• Ai je perdu cette notion de temps que ce monde effréné se dispute sans raison ? Peut-être bien et je ne m'en plains pas... Je viens d'abattre un vieux cerisier, pas tout à fait centenaire, mais assez vieux pour avoir perdu  la force de bourgeonner et fleurir ces dernières  années...

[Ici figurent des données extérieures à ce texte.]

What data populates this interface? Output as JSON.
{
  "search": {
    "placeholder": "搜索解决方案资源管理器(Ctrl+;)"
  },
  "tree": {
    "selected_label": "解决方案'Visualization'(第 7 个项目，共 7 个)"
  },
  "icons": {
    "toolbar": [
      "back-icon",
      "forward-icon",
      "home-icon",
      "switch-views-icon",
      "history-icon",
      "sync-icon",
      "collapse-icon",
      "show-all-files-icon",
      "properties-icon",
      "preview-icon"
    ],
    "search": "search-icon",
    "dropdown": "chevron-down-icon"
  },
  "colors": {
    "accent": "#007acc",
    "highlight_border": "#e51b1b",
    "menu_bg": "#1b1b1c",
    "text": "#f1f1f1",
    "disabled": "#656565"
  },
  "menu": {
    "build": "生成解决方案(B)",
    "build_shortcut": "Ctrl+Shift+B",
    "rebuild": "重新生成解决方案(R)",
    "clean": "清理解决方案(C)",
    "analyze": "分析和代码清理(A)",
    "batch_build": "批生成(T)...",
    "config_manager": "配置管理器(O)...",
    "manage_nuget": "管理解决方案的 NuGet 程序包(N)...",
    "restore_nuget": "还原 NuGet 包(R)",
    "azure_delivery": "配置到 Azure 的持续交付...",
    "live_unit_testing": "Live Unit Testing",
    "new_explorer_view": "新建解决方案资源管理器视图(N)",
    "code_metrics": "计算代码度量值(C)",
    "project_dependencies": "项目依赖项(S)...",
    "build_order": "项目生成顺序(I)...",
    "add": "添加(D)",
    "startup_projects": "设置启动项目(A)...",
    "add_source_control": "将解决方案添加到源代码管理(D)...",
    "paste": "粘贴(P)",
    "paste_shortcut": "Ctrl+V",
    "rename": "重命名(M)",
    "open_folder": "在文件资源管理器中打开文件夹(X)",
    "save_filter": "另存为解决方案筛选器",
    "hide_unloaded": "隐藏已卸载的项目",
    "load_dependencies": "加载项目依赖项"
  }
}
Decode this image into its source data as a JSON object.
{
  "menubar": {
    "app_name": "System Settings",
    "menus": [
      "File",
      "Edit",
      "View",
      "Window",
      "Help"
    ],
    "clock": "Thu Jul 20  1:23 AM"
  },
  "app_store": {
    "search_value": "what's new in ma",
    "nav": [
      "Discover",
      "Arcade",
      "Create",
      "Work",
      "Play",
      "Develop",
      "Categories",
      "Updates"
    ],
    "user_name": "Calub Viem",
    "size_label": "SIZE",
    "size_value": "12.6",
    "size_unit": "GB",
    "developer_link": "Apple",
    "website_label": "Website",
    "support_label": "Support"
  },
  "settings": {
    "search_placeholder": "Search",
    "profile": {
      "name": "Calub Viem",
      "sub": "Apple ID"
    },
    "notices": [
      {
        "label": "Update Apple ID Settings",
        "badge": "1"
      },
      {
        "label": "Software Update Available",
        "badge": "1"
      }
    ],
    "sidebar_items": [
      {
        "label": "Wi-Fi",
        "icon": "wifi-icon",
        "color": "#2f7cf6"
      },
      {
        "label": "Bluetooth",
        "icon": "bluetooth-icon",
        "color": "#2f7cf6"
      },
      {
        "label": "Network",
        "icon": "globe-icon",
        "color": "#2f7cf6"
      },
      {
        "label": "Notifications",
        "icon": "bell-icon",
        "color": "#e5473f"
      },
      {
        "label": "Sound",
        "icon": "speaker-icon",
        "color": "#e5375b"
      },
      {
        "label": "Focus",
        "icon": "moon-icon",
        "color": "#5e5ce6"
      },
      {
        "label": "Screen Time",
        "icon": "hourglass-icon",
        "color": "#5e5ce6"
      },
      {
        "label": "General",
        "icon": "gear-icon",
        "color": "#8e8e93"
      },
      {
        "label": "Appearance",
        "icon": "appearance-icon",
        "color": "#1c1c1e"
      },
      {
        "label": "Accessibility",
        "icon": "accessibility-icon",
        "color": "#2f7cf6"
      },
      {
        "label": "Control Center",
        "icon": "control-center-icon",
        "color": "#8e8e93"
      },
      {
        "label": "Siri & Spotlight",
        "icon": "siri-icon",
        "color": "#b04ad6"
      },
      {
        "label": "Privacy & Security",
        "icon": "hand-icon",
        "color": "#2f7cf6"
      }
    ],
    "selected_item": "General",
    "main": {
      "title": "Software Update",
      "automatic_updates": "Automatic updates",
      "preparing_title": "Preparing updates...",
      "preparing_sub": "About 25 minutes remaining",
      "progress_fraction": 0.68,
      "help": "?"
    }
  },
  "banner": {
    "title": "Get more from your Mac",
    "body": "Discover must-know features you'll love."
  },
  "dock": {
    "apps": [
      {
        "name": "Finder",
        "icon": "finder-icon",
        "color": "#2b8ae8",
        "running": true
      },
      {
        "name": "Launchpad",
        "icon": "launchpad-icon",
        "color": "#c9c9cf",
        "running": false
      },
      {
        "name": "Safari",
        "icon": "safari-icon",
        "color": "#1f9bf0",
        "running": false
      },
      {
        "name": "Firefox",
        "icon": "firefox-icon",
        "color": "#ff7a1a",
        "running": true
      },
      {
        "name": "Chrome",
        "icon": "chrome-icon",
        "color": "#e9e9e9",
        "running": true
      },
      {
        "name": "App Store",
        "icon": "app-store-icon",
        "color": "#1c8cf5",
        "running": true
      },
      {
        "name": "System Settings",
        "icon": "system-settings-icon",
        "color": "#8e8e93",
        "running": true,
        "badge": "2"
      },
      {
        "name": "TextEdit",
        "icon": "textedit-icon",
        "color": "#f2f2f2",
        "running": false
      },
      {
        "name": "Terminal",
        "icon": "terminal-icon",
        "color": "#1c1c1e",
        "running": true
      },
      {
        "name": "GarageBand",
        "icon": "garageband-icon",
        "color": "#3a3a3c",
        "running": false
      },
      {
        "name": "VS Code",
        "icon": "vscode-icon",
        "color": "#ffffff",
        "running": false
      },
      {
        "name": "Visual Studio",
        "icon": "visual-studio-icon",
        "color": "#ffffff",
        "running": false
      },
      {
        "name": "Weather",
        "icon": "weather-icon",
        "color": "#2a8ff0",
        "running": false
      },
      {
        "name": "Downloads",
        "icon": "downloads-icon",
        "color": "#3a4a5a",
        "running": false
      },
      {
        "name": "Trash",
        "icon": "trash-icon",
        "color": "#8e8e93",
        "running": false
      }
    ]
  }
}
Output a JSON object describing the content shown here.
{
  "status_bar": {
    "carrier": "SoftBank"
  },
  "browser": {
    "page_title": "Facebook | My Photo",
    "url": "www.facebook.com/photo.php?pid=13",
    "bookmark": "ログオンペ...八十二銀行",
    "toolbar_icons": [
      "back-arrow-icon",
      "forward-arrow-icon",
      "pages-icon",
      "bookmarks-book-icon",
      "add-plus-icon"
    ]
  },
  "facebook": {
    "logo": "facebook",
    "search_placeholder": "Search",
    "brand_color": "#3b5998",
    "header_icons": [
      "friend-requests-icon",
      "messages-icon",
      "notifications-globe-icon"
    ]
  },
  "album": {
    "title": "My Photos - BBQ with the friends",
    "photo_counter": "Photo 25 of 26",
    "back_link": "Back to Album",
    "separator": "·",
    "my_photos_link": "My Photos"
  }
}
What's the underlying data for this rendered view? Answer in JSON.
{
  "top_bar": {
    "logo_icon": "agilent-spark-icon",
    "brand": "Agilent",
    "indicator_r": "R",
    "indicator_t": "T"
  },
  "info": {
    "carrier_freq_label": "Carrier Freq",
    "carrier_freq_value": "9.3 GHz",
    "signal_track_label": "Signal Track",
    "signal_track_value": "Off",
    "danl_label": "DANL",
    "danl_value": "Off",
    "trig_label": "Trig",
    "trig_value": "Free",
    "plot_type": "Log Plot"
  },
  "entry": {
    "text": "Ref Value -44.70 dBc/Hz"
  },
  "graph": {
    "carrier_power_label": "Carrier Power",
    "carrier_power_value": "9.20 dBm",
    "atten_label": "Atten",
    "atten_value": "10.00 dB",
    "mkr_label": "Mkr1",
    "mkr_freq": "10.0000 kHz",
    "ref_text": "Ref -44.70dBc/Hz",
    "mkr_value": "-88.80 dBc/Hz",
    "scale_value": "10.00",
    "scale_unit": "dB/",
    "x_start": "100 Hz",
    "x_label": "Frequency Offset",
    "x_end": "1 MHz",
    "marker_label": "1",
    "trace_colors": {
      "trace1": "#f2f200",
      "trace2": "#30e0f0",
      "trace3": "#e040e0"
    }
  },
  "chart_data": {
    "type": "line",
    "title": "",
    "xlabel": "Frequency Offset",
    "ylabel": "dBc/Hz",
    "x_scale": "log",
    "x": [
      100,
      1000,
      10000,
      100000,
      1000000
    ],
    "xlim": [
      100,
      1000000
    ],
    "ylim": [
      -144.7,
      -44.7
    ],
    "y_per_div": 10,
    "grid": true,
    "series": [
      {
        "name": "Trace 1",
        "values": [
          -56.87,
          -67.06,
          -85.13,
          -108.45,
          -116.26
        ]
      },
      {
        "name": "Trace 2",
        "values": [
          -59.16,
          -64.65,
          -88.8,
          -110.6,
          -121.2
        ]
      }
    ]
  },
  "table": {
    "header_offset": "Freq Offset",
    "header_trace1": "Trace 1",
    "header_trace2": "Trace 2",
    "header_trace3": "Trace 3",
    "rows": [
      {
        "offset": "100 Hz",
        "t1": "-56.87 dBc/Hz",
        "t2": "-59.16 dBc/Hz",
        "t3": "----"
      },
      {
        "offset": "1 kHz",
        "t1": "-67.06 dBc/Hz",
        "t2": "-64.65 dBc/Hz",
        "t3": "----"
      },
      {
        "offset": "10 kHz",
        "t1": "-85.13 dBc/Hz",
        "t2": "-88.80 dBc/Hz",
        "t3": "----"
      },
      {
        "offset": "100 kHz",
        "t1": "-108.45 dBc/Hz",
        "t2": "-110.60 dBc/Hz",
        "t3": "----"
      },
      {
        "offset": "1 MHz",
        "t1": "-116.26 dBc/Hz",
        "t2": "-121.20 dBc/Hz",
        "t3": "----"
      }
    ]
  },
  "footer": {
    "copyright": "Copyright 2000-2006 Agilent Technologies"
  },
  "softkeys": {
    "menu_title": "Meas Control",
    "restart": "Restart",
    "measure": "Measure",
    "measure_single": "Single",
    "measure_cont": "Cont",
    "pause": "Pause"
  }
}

    En surface, son temps à lui s'est terminé avec allure et grandeur,  mais sous terre une toute autre histoire se raconte, et ce temps là qu'il se réserve en secret, prend progressivement une odeur d'humus et de mycélium. Cet ancêtre, même dans son déclin apprivoise clandestinement un tout autre pouvoir, une toute autre amplitude du temps. Sa connaissance certainement infinie se dilue dans chaque grain de terre, dans chaque goutte d'eau et la multiplication de ses cellules se renouvelle sans fin. Notre savoir et notre compréhension s'arrêtent au seuil de cette notion d'immortalité universelle propre à chaque être vivant, et nous souffrons de ne pouvoir la concevoir faute de temps, et  d'imagination en déflation.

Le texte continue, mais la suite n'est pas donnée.